2 – Le vin naturel est-il à la mode ?

Oui et non.

Non, parce que le vin naturel n’est pas né de la dernière pluie. Il y a 8 000 ans, en Géorgie, on en faisait avec du raisin et rien d’autre.

En France, après la deuxième guerre mondiale, la révolution chimique a failli rayer le pif naturel de la carte (des vins). Depuis les années 1960, il a repris des couleurs… Et aujourd’hui, il refait parler de lui dans le monde entier, de Paris à Sydney en passant par Londres, Tokyo, Rome, New York ou São Paulo.

A la mode, oui, parce qu’il répond à une prise de conscience qui correspond à notre époque.

3 – Pourquoi boire le vin naturel ?

Parce que c’est un vin honnête qui ne cache rien. Il est bio et sans intrant. Il est une cause pour Laurène Amiet, une contre-culture pour Antonin Iommi-Amunategui :

« Il est conçu par des jardiniers, des poètes, des militants, des bienveillants, des punks, des intellos, des rigolos, des déglingos… Ce n’est pas seulement du vin, c’est une communauté. »

Oui mais bon. En soirée, on ne picole pas des courants politiques, on boit des paroles parfois certes mais le vin, faut pas pousser. Il faut aussi rappeler que l’on boit du vin naturel parce qu’il est bon, et même quand il est raté – comme ça peut arriver pour tous les vins –, il n’est pas mauvais pour la santé :

« Quitte à boire un vin qui risque d’être mauvais, autant qu’il soit naturel, sans poison ni arôme synthétique », rappelle le prophète (selon Lui).

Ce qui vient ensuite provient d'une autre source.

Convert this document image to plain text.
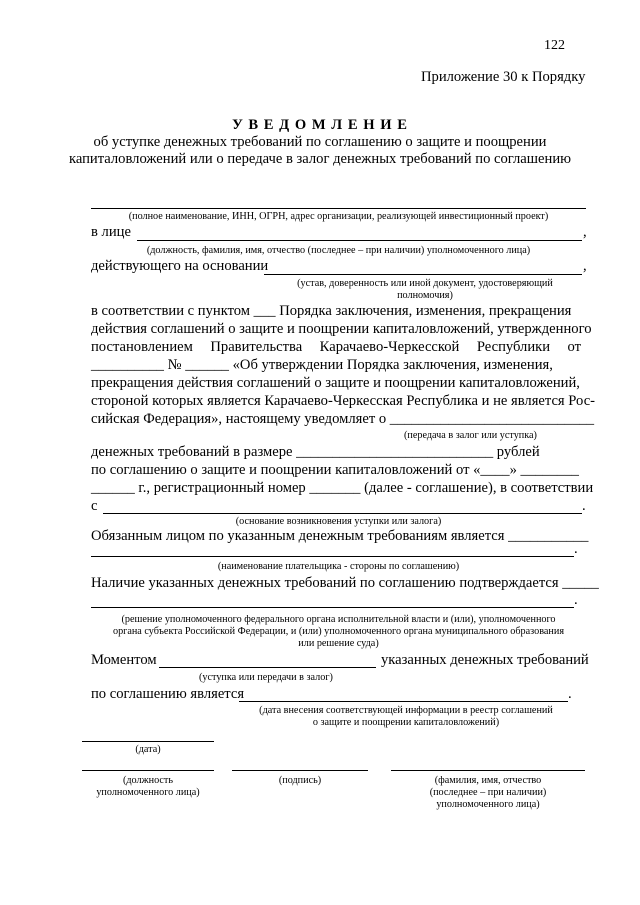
122
Приложение 30 к Порядку
У В Е Д О М Л Е Н И Е
об уступке денежных требований по соглашению о защите и поощрении
капиталовложений или о передаче в залог денежных требований по соглашению
(полное наименование, ИНН, ОГРН, адрес организации, реализующей инвестиционный проект)
в лице	,
(должность, фамилия, имя, отчество (последнее – при наличии) уполномоченного лица)
действующего на основании	,
(устав, доверенность или иной документ, удостоверяющий
полномочия)
в соответствии с пунктом ___ Порядка заключения, изменения, прекращения
действия соглашений о защите и поощрении капиталовложений, утвержденного
постановлением Правительства Карачаево-Черкесской Республики от
__________ № ______ «Об утверждении Порядка заключения, изменения,
прекращения действия соглашений о защите и поощрении капиталовложений,
стороной которых является Карачаево-Черкесская Республика и не является Рос-
сийская Федерация», настоящему уведомляет о ____________________________
(передача в залог или уступка)
денежных требований в размере ___________________________ рублей
по соглашению о защите и поощрении капиталовложений от «____» ________
______ г., регистрационный номер _______ (далее - соглашение), в соответствии
с	.
(основание возникновения уступки или залога)
Обязанным лицом по указанным денежным требованиям является ___________
.
(наименование плательщика - стороны по соглашению)
Наличие указанных денежных требований по соглашению подтверждается _____
.
(решение уполномоченного федерального органа исполнительной власти и (или), уполномоченного
органа субъекта Российской Федерации, и (или) уполномоченного органа муниципального образования
или решение суда)
Моментом	указанных денежных требований
(уступка или передачи в залог)
по соглашению является	.
(дата внесения соответствующей информации в реестр соглашений
о защите и поощрении капиталовложений)
(дата)
(должность
уполномоченного лица)
(подпись)	(фамилия, имя, отчество
(последнее – при наличии)
уполномоченного лица)
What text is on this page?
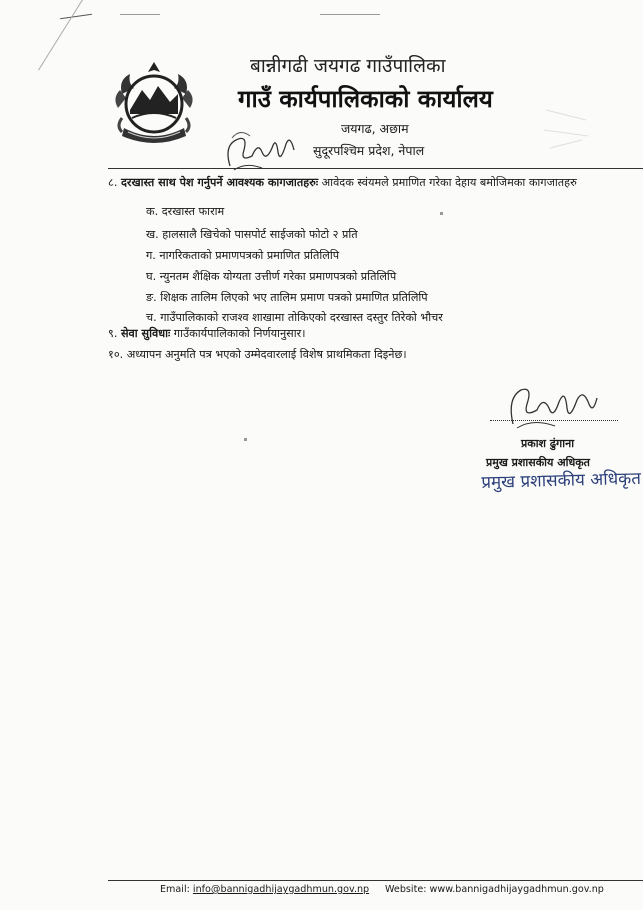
बान्नीगढी जयगढ गाउँपालिका
गाउँ कार्यपालिकाको कार्यालय
जयगढ, अछाम
सुदूरपश्चिम प्रदेश, नेपाल
८. दरखास्त साथ पेश गर्नुपर्ने आवश्यक कागजातहरुः आवेदक स्वंयमले प्रमाणित गरेका देहाय बमोजिमका कागजातहरु
क. दरखास्त फाराम
ख. हालसालै खिचेको पासपोर्ट साईजको फोटो २ प्रति
ग. नागरिकताको प्रमाणपत्रको प्रमाणित प्रतिलिपि
घ. न्युनतम शैक्षिक योग्यता उत्तीर्ण गरेका प्रमाणपत्रको प्रतिलिपि
ङ. शिक्षक तालिम लिएको भए तालिम प्रमाण पत्रको प्रमाणित प्रतिलिपि
च. गाउँपालिकाको राजश्व शाखामा तोकिएको दरखास्त दस्तुर तिरेको भौचर
९. सेवा सुविधाः गाउँकार्यपालिकाको निर्णयानुसार।
१०. अध्यापन अनुमति पत्र भएको उम्मेदवारलाई विशेष प्राथमिकता दिइनेछ।
प्रकाश ढुंगाना
प्रमुख प्रशासकीय अधिकृत
प्रमुख प्रशासकीय अधिकृत
Email: info@bannigadhijaygadhmun.gov.np Website: www.bannigadhijaygadhmun.gov.np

4 – Comment reconnaître le vin naturel ?

C’est impossible ! Mais on va vous donner des pistes.

Il peut être trouble parce qu’il n’est pas filtré. Il peut avoir un drôle de nez mais un peu d’air lui fera du bien. Il peut être perlant parce qu’un léger gaz est délibérément conservé pour sa « protection ». Dans ce dernier cas, Laurène Amiet préconise :

« Il faut le secouer, c’est un être vivant. Si vous voulez en tirer le meilleur, il faut le bousculer ! »

En pratique, goutez le vin avant de le servir. S’il est gazeux, rebouchez le goulot avec le pouce, secouez la bouteille et libérez le CO2. Vous entendrez alors un pchiiit qui veut tout dire. Servez.

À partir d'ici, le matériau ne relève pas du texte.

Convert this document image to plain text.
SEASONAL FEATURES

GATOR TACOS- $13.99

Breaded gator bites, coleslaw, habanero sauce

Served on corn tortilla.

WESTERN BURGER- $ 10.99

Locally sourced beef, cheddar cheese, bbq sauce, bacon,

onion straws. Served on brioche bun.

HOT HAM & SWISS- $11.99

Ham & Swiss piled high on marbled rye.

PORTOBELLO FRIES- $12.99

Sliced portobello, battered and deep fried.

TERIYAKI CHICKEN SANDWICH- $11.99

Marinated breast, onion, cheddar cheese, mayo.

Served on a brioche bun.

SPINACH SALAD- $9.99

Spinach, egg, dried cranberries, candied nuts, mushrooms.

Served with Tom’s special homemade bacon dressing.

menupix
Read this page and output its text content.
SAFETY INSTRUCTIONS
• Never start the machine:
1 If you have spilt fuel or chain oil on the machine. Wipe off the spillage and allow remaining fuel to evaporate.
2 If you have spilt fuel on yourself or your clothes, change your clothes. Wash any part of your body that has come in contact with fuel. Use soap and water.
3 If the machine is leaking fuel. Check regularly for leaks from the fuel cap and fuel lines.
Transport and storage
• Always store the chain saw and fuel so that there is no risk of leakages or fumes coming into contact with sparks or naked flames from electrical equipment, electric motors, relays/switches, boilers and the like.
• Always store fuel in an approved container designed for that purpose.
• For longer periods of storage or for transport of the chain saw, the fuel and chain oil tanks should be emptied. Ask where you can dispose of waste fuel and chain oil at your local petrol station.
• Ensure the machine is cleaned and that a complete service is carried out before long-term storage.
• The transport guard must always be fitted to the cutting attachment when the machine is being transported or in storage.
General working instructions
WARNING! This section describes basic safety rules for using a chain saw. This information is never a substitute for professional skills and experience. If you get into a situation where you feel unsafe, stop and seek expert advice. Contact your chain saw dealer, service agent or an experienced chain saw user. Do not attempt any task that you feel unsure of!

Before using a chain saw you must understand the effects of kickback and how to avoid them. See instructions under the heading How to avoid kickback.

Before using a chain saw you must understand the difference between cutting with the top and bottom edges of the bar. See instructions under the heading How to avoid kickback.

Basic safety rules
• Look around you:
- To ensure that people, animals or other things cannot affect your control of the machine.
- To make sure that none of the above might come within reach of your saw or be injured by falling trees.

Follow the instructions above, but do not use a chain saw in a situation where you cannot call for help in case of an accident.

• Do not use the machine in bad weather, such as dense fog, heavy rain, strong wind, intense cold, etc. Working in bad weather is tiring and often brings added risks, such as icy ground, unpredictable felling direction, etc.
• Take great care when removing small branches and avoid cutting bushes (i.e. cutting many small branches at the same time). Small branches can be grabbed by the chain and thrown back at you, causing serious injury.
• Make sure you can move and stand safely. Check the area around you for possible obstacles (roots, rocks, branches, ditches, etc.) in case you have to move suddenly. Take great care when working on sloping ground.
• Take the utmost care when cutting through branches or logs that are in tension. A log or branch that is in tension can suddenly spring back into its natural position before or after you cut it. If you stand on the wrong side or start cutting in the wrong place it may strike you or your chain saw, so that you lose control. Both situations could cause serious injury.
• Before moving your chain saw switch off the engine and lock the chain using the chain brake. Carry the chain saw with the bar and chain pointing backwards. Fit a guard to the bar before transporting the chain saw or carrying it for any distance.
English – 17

Enfin ne cherchez pas l’appellation ou le cépage, « la classe dans un vin, c’est de ne pas reconnaître le cépage », dixit le vigneron naturel ardéchois Gilles Azzoni. Autrement dit : que le sol prenne complètement le dessus.

5 – Avec qui boire le vin naturel ?

« C’est un vin à visée populaire, qui ne s’embarrasse pas ou peu de protocole, de maîtres à dormir debout et boire assis, de sommeliers pincés, de toute cette verticalité assommante… »

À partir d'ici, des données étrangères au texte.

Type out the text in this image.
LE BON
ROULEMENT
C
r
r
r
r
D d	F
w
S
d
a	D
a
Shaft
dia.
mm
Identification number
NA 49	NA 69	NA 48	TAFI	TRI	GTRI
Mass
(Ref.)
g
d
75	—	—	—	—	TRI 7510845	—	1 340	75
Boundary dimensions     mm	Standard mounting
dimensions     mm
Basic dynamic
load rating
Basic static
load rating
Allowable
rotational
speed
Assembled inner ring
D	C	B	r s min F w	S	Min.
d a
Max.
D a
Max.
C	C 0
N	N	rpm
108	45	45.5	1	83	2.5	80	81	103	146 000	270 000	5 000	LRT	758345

Antonin Iommi-Amunategui veut le vin social. On boit le vin naturel donc avec tout le monde. Il ne s’embarrasse pas de protocole ni de grandes manières. Ses producteurs s’efforcent de pratiquer des prix raisonnables et l’ont peut trouver d’excellents vins à moins de 15€.

« Vous ne trouverez pas le vin naturel dans un supermarché, rappelle Laurène Amiet. Vous l’achèterez donc chez un caviste qui vous posera des questions, qui vous conseillera, qui vous donnera des idées. Si vous voulez boire une bouteille avec vos amis, il vous en conseillera une qui ne sera pas la même que celle à boire avec votre patron. Le Fond-Cyprès des Corbières, il passe et personne ne se posera la question. »

6 – Peut-on, à table, bien accorder le vin naturel ?

Si la réponse n’est pas évidente, le vin naturel gagne aussi à être bu avant, après ou simplement à l’écart des plats.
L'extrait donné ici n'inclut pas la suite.